The system will be designed and installed by Cogenra Solar, a Mountain View startup that uses the sun’s energy to produce electricity and hot water at the same time. The collection of solar cells, mirrors and pipes will sit atop Facebook’s 10,000-square-foot fitness center, powering the exercise equipment and churning out steaming water for the locker rooms.
The technology’s dual use makes it far more cost-effective than conventional solar systems that provide electricity alone, said Cogenra CEO Gilad Almogy. And while neither company will say how much the array will cost Facebook, Almogy said the social networking giant will recoup its investment in less than five years.
“It’ll be a shorter payback than any other form of renewable energy,” Almogy said.
Planting solar panels on the office or warehouse roof has become de rigueur for many Bay Area companies. By those standards, Facebook’s solar array will be small, generating just 10 kilowatts of electricity. A typical home solar system produces about 3 kilowatts.
The array will cover only one roof on the nine-building campus, which used to house Sun Microsystems. But Facebook could expand the system if it performs as advertised, possibly using the hot water in the existing cafe and another planned for the campus. John Tenanes, Facebook’s director of global facilities, said his company is taking the same approach to solar that it takes to its Web service – checking out a promising new idea to assess its potential.

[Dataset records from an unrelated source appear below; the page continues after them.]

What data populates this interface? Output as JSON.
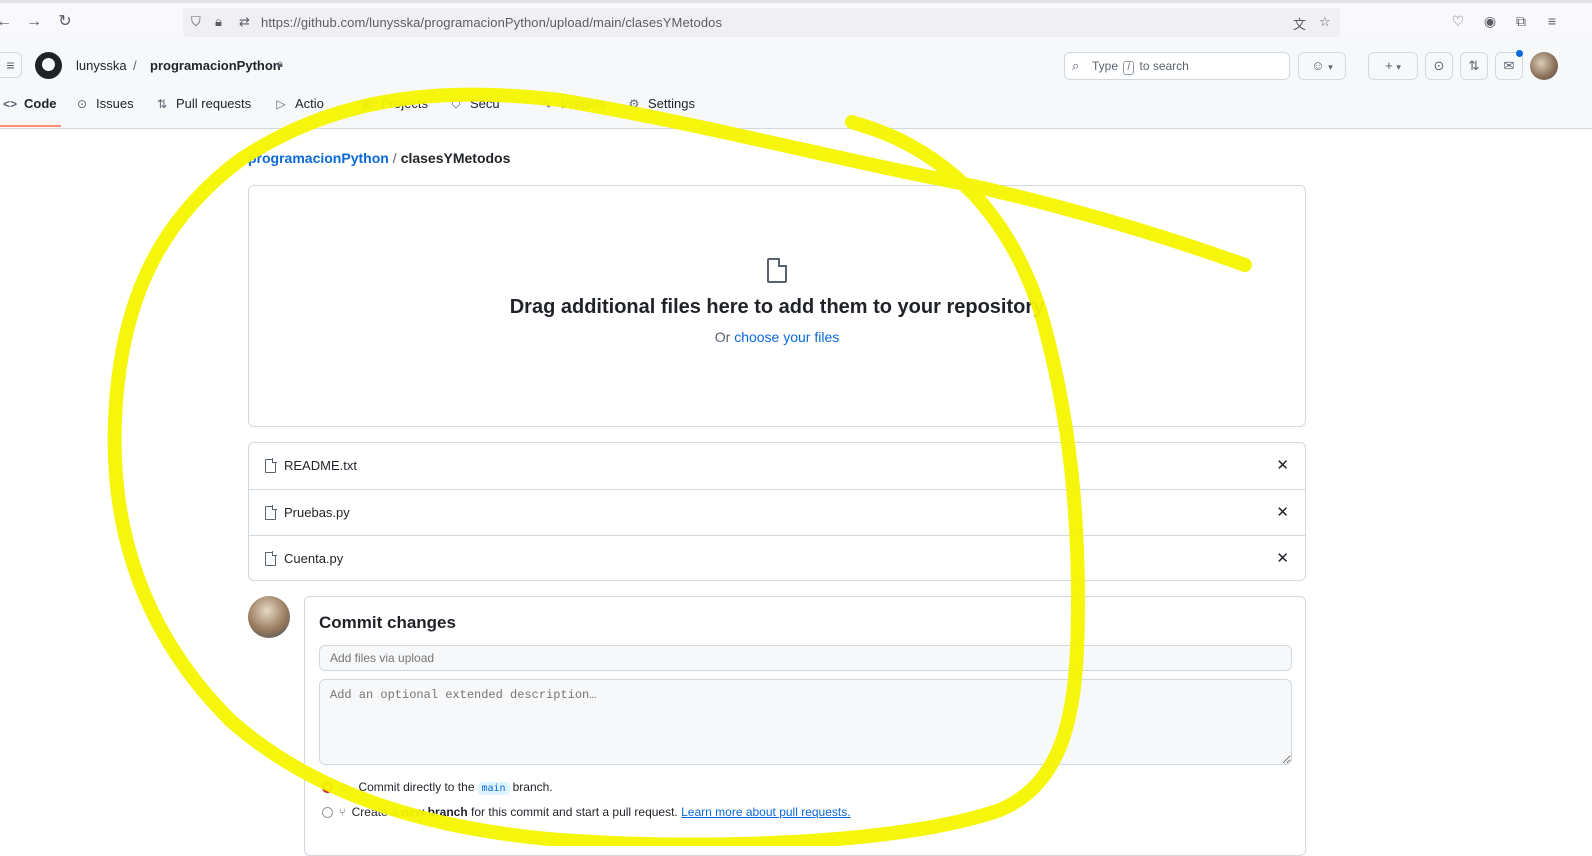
{
  "browser": {
    "url": "https://github.com/lunysska/programacionPython/upload/main/clasesYMetodos",
    "back_icon": "arrow-left-icon",
    "forward_icon": "arrow-right-icon",
    "reload_icon": "reload-icon"
  },
  "header": {
    "owner": "lunysska",
    "separator": "/",
    "repo": "programacionPython",
    "search_prefix": "Type",
    "search_key": "/",
    "search_suffix": "to search"
  },
  "tabs": [
    {
      "label": "Code",
      "icon": "code-icon"
    },
    {
      "label": "Issues",
      "icon": "issue-icon"
    },
    {
      "label": "Pull requests",
      "icon": "pull-request-icon"
    },
    {
      "label": "Actio",
      "icon": "play-icon"
    },
    {
      "label": "Projects",
      "icon": "table-icon"
    },
    {
      "label": "Secu",
      "icon": "shield-icon"
    },
    {
      "label": "Insights",
      "icon": "graph-icon"
    },
    {
      "label": "Settings",
      "icon": "gear-icon"
    }
  ],
  "breadcrumb": {
    "repo_link": "programacionPython",
    "separator": "/",
    "current": "clasesYMetodos"
  },
  "dropzone": {
    "title": "Drag additional files here to add them to your repository",
    "or_text": "Or",
    "link_text": "choose your files"
  },
  "files": [
    {
      "name": "README.txt"
    },
    {
      "name": "Pruebas.py"
    },
    {
      "name": "Cuenta.py"
    }
  ],
  "commit": {
    "title": "Commit changes",
    "summary_placeholder": "Add files via upload",
    "description_placeholder": "Add an optional extended description…",
    "option_direct_prefix": "Commit directly to the",
    "branch_name": "main",
    "option_direct_suffix": "branch.",
    "option_new_prefix": "Create a",
    "option_new_bold": "new branch",
    "option_new_suffix": "for this commit and start a pull request.",
    "learn_more": "Learn more about pull requests."
  },
  "colors": {
    "link": "#0969da",
    "tab_underline": "#fd8c73",
    "annotation": "#f5f500"
  }
}
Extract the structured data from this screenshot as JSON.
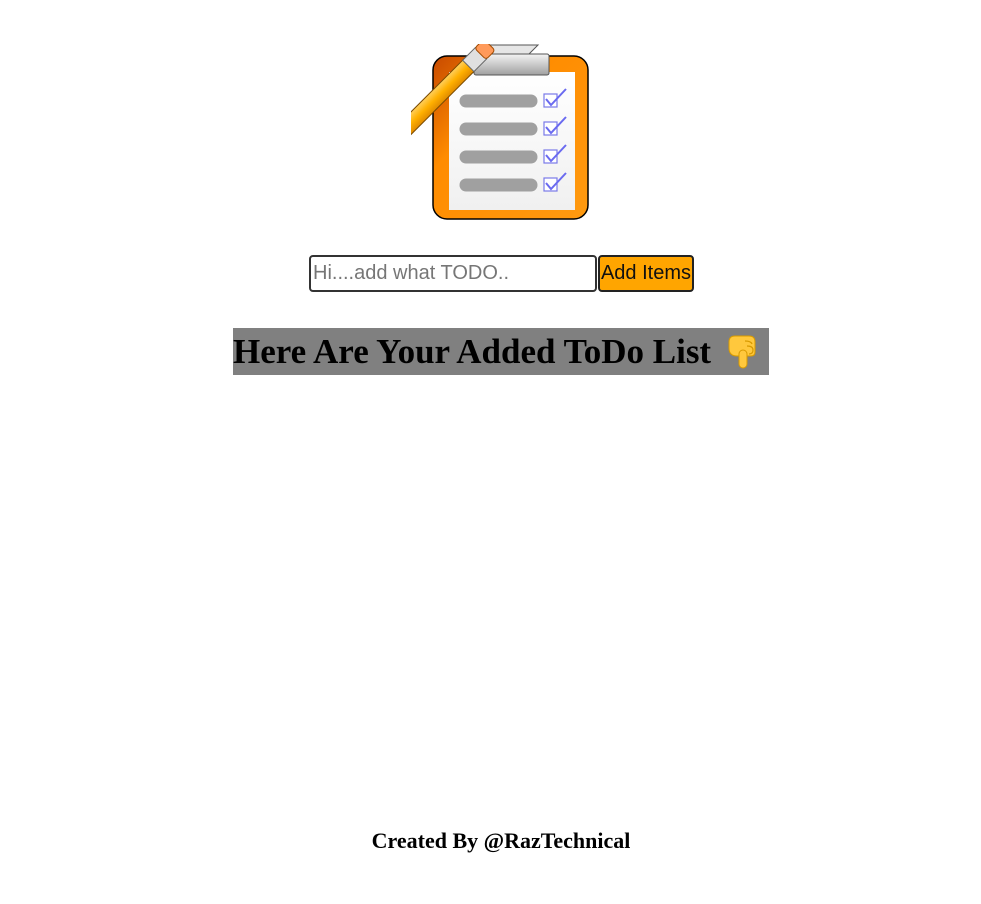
{
  "logo": {
    "icon": "clipboard-checklist-pencil-icon"
  },
  "form": {
    "input_placeholder": "Hi....add what TODO..",
    "input_value": "",
    "add_button_label": "Add Items"
  },
  "list_section": {
    "heading": "Here Are Your Added ToDo List",
    "heading_icon": "backhand-index-pointing-down-icon",
    "items": []
  },
  "footer": {
    "credit": "Created By @RazTechnical"
  },
  "colors": {
    "accent_orange": "#ffa500",
    "heading_background": "#808080",
    "checkmark": "#6a6af0"
  }
}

“We try stuff and see if it works,” he said. “And that’s what this is. Cogenra is really our initial investment (in solar power), and we’re going to see how well it works.”
Cogenra’s technology is designed to use energy that other solar set-ups waste.
Photovoltaic panels absorb a small fraction of the energy the sun throws at them, typically 15 to 20 percent. The rest is wasted as heat.
Cogenra arrays, however, run fluid-filled tubes behind the solar cells, with the fluid absorbing some of the heat cast off by the cells. The fluid – a chemical compound kept in a sealed loop – then transfers the heat to water. Curved troughs of mirrors concentrate sunlight on the cells, while motors keep the troughs pointed at the sun as it arcs across the sky.